The nurse is caring for an Asian-American client with a diagnosis of depression. While interviewing this client the nurse notes that the client maintains traditional cultural beliefs and values. What is the most important information for the nurse to obtain about the client? Dietary practices Concept of space Immigration status Role within the family

Role within the family Rationale If an Asian-American client adheres to traditional Asian practices, the nurse must recognize that the family is the central and most important social force acting on the individual. Dietary practices, concept of space, and immigration status are not as significant as family dynamics.

What should a nurse who is caring for a hospitalized older client with dementia consider before planning care? Physical contact will increase dependency needs. Routines provide stability for clients with dementia. Regressive behavior should be interrupted immediately. Procedures do not have to be explained to clients with dementia.

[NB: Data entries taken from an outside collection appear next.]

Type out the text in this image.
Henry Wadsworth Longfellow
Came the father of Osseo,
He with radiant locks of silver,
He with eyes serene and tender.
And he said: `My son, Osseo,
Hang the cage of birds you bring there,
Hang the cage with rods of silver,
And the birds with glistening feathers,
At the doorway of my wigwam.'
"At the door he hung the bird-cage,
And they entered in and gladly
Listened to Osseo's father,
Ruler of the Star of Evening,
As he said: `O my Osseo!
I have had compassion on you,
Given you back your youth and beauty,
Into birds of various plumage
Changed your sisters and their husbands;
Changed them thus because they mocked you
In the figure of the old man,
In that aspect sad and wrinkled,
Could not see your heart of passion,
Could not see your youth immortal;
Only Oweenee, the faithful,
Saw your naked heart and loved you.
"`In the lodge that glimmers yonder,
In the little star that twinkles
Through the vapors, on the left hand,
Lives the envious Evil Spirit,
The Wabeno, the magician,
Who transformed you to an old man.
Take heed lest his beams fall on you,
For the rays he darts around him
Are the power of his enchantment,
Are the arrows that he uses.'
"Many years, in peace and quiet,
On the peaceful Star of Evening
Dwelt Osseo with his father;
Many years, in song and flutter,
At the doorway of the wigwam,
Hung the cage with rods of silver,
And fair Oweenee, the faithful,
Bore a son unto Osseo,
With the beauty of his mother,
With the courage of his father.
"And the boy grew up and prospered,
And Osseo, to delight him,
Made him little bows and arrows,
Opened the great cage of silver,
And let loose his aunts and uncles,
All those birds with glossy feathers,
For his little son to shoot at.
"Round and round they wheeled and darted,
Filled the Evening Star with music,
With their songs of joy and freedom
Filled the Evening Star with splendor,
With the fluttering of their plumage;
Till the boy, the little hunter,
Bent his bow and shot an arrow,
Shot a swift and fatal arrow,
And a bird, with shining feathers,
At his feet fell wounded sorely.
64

Routines provide stability for clients with dementia. Rationale Rituals and routines in activities of daily living provide a framework and structure for clients with dementia, adding to their sense of safety and security. Touch is a universal message that denotes caring; it can be soothing and will not encourage dependency. Regressive behavior under stress has a calming effect and should be allowed. Care should be explained to all clients; simple declarative statements are usually understood.